Celsius has blocked withdrawals and transfers on the platform since June 12, but users can still show their trust in the network by launching the HODL feature, according to the report. Despite the withdrawal restrictions, Celsius continued to receive customer deposits.
The company would be unable to publicly announce its position on the matter due to legalities. Chief Executive Alex Mashinsky, who is currently in the United States, would also not be able to comment on the company’s position.
Celsius’ situation initially raised concerns that the rout could affect other companies in the crypto industry in an already difficult market environment. Rival BlockFi was hit with liquidity issues shortly after Celsius as insolvency rumors swirled around crypto hedge fund firm Three Arrows Capital.

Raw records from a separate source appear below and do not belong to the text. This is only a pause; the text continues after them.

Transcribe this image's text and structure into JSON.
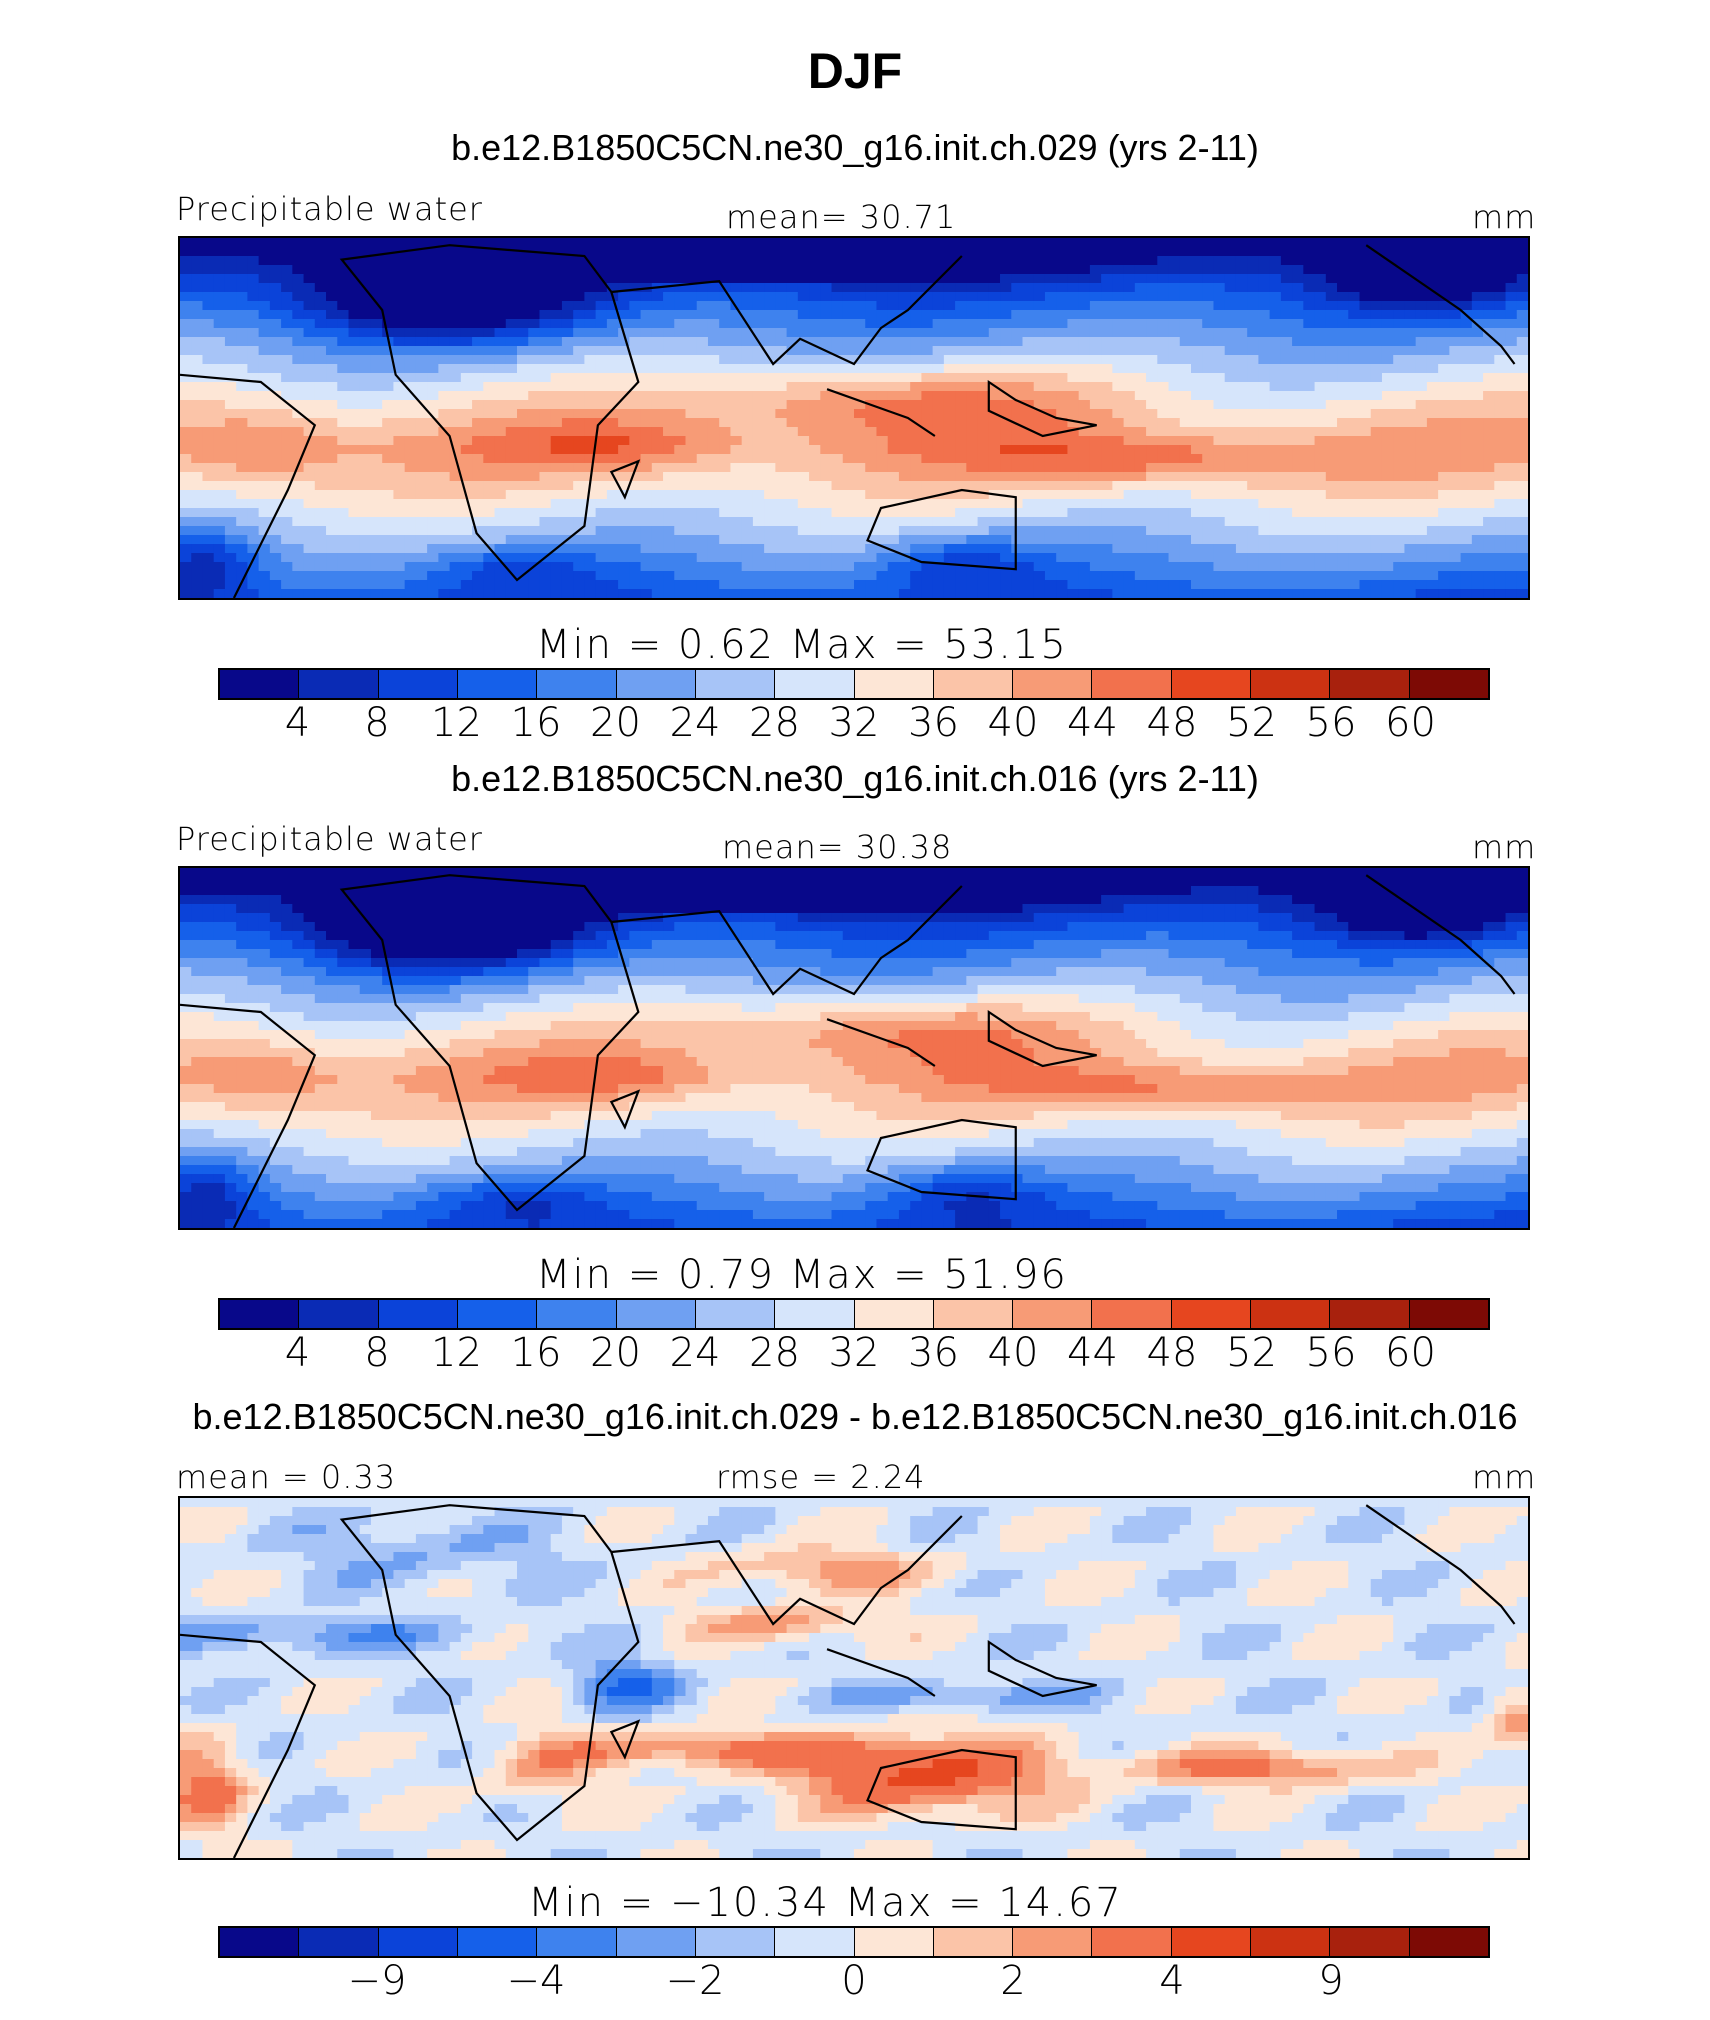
{
  "figure": {
    "season": "DJF"
  },
  "colors": [
    "#08088a",
    "#0a2bb5",
    "#0b43d9",
    "#1560ea",
    "#3e82ee",
    "#6fa0f2",
    "#a7c4f7",
    "#d6e5fb",
    "#fde6d6",
    "#fbc4a8",
    "#f79b76",
    "#f2714d",
    "#e6461f",
    "#cc3212",
    "#a8210d",
    "#7d0a05"
  ],
  "chart_data": [
    {
      "type": "heatmap",
      "title": "b.e12.B1850C5CN.ne30_g16.init.ch.029 (yrs 2-11)",
      "left_label": "Precipitable  water",
      "center_label": "mean=  30.71",
      "right_label": "mm",
      "min_label": "Min  =    0.62  Max  =   53.15",
      "min": 0.62,
      "max": 53.15,
      "mean": 30.71,
      "colorbar_ticks": [
        "4",
        "8",
        "12",
        "16",
        "20",
        "24",
        "28",
        "32",
        "36",
        "40",
        "44",
        "48",
        "52",
        "56",
        "60"
      ]
    },
    {
      "type": "heatmap",
      "title": "b.e12.B1850C5CN.ne30_g16.init.ch.016 (yrs 2-11)",
      "left_label": "Precipitable  water",
      "center_label": "mean=  30.38",
      "right_label": "mm",
      "min_label": "Min  =    0.79  Max  =   51.96",
      "min": 0.79,
      "max": 51.96,
      "mean": 30.38,
      "colorbar_ticks": [
        "4",
        "8",
        "12",
        "16",
        "20",
        "24",
        "28",
        "32",
        "36",
        "40",
        "44",
        "48",
        "52",
        "56",
        "60"
      ]
    },
    {
      "type": "heatmap",
      "title": "b.e12.B1850C5CN.ne30_g16.init.ch.029 - b.e12.B1850C5CN.ne30_g16.init.ch.016",
      "left_label": "mean  =    0.33",
      "center_label": "rmse  =    2.24",
      "right_label": "mm",
      "min_label": "Min  = −10.34  Max  =   14.67",
      "min": -10.34,
      "max": 14.67,
      "mean": 0.33,
      "rmse": 2.24,
      "colorbar_ticks": [
        "−9",
        "−4",
        "−2",
        "0",
        "2",
        "4",
        "9"
      ],
      "colorbar_tick_boundaries": [
        2,
        4,
        6,
        8,
        10,
        12,
        14
      ]
    }
  ]
}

“We are experiencing the biggest crypto crash in history,” said Louis Schoeman, managing director of Forex Suggest. “With massive inflation data and the semi-collapse of the Celsius network driving the downward spiral, I believe only the best fundamentally sound crypto projects will survive this bear market.”
To explore potential financing options, Celsius reportedly hired banking giant Citigroup, law firm Akin Gump Strauss Hauer & Feld and management consultants Alvarez & Marsal.
High return, high risk
Launched in 2017, Celsius has become popular among retail investors for paying lucrative crypto interest rates of up to 18.6%. The interest rate is earned by allegedly lending cryptocurrency to institutional investors and through decentralized finance protocols.
Celsius would have had to take significant risks to deliver such high returns in a low interest rate environment.
Data from its website, which calls on users to “borrow like a billionaire,” shows the company loaned more than $8 billion to customers and had nearly $12 billion in assets under management as of May.
“If Celsius is insolvent, it will be a blow to the industry, particularly in terms of retail investor confidence in the industry as well as potential contagion across the industry,” said analyst Mads Eberhardt. cryptocurrency at Saxo Bank.
Celsius’ CEL token is currently changing hands for around $0.74, after losing half of its value over the past week, according to data from Blockworks Research. CEL plunged to $0.24 just after freezing withdrawals – 97% below its all-time high of $8.05 posted a year earlier.
Celsius’s troubles mean the US could soon provide more clarity on the regulation of custody providers and lenders, said Marcus Sotiriou, an analyst at digital asset broker GlobalBlock, hoping to bring more of stability to the crypto space.
Celsius did not immediately return Blockworks’ request for comment.